Vegan Sweet Potato and Chickpea Stew

Oil-free, Gluten-Free, Soy-Free, Nut-free

This warming stew has been a staple in my kitchen this Fall and will continue to be throughout Winter. I can’t get enough sweet potato all year long but it’s especially satisfying in the cold months! The chickpeas give this recipe a protein source and the nutritional yeast gives it lots of nutrients and vitamin B12. It’s so nurturing, very filling and it smells amazing!

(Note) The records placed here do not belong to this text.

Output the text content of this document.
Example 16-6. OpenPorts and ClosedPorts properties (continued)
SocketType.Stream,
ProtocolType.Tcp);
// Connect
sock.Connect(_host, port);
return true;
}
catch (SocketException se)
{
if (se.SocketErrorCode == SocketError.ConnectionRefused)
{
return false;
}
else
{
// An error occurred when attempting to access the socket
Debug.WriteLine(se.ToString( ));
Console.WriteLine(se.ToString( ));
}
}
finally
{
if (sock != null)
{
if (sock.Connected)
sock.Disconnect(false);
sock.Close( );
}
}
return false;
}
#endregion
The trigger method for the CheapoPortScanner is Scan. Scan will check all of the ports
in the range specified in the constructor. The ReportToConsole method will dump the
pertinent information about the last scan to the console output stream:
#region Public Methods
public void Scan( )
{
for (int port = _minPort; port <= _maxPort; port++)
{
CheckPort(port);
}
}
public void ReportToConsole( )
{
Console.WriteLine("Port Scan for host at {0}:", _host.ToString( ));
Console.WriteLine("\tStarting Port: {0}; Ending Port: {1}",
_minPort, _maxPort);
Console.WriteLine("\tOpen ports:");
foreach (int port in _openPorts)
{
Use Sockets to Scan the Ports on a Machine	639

I’ve been taking this to work for lunch and I’ve been getting compliments from others about how good it smells and one colleague asked for the recipe. It’s been a winner in my lunchroom and I’m sure it will be in yours too! 😄

Since it can make between 4-6 servings, depending on your size of serving, it’s a great option for meal prep. It comes together in about an hour so it’s pretty quick and simple to make. I hope you make this recipe and enjoy it! Let me know in the comments below if you do 😊

Recipe

Prep and Cook Time: 1 hour
Makes four 2 1/4 cup sized servings (or 5-6 smaller serving sizes)

What You Need

1 large stock pot
Vegetable peeler for the sweet potato

Ingredients

6 cups low sodium veggie broth
2 garlic cloves, minced
2 shallots, finely chopped
2 sweet potatoes, peeled and chopped
1 19 oz. can of chickpeas
1/2 cup nutritional yeast
1 tbsp tahini
1 bay leaf
1 1/2 tsp salt
1/2 tsp rosemary
1/2 tsp thyme
2 1/2 tsp ground Coriander
2 big handfuls of spinach
1. In a large stockpot, sauté the garlic and shallots over a low heat in 1/4 cup of the veggie broth for about 2-3 minutes. The shallots should start to look translucent.
2. Add in the rest of the veggie broth and then all the remaining ingredients except for the spinach. Turn the heat up to a high and cover the pot until it comes to a boil. Lower the heat to medium and let it simmer uncovered until the sweet potato is soft (about 20 minutes). Stir occasionally.
3. Once the sweet potato is mostly soft, add in the 2 big handfuls of spinach and let it cook down for 1-2 minutes. Take out the bay leaf and discard.

Either serve immediately or transfer to your meal prep containers. It will keep for about 1 week in the fridge and longer in the freezer.